Resolve concurrency issues in event-driven microservices

Author | Hugo Rocha

Translated by | Hirakawa

Planning | Yan Garden

Franklin D. Roosevelt once said that we tend to think too much about the good fortunes of the early birds, but we don't think much about the bad luck of the early bugs. I never play the lottery. The odds of losing a lottery are staggering; in fact, the odds of becoming a saint or president of the United States are greater than winning a lottery (such as EuroMillions in Europe or Powerball in the United States).

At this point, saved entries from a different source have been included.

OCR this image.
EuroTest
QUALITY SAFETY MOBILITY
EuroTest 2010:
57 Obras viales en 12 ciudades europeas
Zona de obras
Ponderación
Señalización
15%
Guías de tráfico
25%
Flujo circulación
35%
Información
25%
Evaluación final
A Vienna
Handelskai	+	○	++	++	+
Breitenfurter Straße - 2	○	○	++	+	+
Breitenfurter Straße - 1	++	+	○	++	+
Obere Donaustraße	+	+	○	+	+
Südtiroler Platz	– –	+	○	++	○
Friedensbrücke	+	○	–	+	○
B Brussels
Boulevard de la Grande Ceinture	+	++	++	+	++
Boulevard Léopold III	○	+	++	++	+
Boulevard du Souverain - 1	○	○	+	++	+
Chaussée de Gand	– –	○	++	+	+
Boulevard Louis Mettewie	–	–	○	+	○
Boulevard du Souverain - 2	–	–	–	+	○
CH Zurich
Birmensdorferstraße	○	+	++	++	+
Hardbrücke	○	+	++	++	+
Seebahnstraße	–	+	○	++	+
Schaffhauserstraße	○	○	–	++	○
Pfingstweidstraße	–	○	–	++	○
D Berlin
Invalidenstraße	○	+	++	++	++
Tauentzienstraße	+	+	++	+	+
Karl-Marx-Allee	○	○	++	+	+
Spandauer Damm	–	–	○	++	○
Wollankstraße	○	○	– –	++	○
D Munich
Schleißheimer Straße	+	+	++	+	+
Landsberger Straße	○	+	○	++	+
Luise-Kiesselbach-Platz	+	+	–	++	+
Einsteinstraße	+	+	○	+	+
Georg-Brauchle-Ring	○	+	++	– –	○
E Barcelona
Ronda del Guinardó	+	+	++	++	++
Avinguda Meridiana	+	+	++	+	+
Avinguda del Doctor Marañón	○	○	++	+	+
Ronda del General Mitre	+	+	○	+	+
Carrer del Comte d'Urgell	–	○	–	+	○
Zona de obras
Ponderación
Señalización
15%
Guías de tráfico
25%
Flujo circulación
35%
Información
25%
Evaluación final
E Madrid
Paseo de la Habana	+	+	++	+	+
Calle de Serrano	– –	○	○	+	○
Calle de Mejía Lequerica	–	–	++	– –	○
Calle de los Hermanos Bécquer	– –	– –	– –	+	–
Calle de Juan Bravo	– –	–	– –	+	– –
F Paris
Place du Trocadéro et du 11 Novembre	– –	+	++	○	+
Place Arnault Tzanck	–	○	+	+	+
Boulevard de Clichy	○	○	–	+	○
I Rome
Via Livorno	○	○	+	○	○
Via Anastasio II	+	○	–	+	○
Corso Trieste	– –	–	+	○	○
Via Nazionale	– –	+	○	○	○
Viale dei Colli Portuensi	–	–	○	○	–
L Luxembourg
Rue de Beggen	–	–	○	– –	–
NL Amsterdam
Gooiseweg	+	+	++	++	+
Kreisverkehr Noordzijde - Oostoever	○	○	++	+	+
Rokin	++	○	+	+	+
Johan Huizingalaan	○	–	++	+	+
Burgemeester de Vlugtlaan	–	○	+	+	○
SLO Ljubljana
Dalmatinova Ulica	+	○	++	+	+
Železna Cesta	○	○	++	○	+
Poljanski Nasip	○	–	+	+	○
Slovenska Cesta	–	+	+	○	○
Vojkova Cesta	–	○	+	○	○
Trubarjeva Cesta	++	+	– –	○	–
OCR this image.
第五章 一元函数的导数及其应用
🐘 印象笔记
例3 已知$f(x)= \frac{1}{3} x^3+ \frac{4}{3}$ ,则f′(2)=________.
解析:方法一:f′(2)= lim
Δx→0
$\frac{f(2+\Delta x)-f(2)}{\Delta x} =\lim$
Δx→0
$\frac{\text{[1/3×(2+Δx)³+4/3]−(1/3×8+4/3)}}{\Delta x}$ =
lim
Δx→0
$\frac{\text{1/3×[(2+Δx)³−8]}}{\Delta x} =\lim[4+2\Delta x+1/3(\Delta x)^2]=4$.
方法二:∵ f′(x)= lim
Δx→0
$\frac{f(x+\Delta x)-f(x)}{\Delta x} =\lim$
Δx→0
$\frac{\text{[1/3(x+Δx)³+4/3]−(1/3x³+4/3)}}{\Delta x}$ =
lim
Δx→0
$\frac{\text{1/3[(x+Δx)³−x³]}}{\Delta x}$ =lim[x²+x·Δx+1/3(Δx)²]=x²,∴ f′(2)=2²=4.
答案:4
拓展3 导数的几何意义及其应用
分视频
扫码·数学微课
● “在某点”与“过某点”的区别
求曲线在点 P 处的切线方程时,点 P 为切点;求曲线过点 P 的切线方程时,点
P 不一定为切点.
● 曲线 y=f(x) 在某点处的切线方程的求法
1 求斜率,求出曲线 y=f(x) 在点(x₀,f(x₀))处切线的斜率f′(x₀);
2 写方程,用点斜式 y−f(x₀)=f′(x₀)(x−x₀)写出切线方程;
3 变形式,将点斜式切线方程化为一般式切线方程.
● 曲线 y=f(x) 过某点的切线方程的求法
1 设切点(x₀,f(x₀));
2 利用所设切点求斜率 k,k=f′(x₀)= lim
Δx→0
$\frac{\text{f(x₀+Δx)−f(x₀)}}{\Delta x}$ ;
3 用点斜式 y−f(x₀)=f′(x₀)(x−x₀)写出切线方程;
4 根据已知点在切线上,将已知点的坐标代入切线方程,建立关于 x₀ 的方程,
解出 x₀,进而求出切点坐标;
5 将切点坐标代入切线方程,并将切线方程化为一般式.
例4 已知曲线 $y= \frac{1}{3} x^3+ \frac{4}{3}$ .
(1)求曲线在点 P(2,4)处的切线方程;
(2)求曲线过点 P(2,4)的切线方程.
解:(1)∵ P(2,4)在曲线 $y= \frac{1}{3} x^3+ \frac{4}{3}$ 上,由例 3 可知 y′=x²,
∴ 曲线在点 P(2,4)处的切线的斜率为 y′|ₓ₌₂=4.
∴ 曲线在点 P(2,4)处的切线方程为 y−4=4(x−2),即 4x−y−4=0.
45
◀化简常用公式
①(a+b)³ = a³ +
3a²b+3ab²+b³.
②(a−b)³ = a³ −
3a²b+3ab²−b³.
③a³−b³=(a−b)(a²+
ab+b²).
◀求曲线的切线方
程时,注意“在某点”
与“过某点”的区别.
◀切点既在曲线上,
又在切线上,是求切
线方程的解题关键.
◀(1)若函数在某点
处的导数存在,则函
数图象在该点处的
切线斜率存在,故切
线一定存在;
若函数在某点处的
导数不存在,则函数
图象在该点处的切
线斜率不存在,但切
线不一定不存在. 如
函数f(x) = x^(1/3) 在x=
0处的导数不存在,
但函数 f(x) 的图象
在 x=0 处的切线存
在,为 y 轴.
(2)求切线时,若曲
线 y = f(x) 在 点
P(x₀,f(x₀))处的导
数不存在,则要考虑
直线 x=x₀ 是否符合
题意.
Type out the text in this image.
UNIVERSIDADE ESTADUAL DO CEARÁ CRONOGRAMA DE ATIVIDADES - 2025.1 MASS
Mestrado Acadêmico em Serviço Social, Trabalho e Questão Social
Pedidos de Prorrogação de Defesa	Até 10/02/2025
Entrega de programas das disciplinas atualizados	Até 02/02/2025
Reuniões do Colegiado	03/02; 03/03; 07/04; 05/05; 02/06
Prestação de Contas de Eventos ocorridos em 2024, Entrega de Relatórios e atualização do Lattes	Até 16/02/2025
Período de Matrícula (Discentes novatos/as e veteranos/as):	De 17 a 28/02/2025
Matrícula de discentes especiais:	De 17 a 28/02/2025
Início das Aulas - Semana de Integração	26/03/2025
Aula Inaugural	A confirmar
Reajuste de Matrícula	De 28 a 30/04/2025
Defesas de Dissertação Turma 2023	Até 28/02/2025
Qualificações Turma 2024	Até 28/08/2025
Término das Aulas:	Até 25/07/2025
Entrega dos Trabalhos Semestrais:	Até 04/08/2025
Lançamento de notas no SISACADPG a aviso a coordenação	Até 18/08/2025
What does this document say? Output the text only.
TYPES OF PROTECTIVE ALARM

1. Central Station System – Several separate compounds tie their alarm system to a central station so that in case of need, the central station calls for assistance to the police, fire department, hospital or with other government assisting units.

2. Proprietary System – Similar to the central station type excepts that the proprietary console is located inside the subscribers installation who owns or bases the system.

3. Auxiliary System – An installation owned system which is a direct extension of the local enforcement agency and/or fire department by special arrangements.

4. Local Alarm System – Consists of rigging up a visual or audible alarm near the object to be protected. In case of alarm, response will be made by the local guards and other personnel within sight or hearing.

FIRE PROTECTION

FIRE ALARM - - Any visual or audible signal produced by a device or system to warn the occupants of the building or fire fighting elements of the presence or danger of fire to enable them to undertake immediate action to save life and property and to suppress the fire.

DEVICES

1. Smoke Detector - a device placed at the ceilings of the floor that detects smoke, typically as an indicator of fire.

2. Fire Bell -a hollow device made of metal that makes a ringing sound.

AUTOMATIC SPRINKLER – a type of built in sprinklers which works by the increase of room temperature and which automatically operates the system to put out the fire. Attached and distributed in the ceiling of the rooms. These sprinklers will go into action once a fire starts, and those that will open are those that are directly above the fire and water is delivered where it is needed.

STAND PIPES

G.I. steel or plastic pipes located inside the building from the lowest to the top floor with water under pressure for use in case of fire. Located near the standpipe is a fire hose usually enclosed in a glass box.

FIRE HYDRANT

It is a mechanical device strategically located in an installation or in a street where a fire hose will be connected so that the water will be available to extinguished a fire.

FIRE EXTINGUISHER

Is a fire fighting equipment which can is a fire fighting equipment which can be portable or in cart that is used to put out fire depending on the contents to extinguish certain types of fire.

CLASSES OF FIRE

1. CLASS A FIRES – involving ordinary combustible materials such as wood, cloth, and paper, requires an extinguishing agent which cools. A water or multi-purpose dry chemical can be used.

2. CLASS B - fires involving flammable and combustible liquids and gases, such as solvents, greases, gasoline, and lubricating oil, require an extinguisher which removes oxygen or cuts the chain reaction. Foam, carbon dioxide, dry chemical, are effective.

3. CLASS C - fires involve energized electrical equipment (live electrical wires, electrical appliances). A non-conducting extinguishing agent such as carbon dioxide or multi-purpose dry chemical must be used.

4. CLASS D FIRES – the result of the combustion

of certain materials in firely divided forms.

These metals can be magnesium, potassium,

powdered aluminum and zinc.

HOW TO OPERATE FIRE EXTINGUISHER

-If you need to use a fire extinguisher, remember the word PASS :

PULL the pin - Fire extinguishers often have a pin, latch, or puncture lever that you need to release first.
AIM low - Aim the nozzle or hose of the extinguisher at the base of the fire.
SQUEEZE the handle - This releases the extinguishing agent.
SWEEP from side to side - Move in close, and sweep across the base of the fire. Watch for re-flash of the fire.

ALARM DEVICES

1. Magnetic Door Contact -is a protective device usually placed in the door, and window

Concurrency of event-driven services is often a guaranteed negative lottery win, although the probability of concurrency may be low for a particular concurrency issue. However, it all comes down to the number of attempts, and since the amount of events handled by the service is so large, an unlikely event almost becomes something that is bound to happen. For example, we once had a problem with a probability of happening about one in a million. The service processes about a hundred messages per second, which means the problem occurs about three times per hour. By design, event-driven services need to cope with enormous scale and throughput, making concurrency issues particularly prone.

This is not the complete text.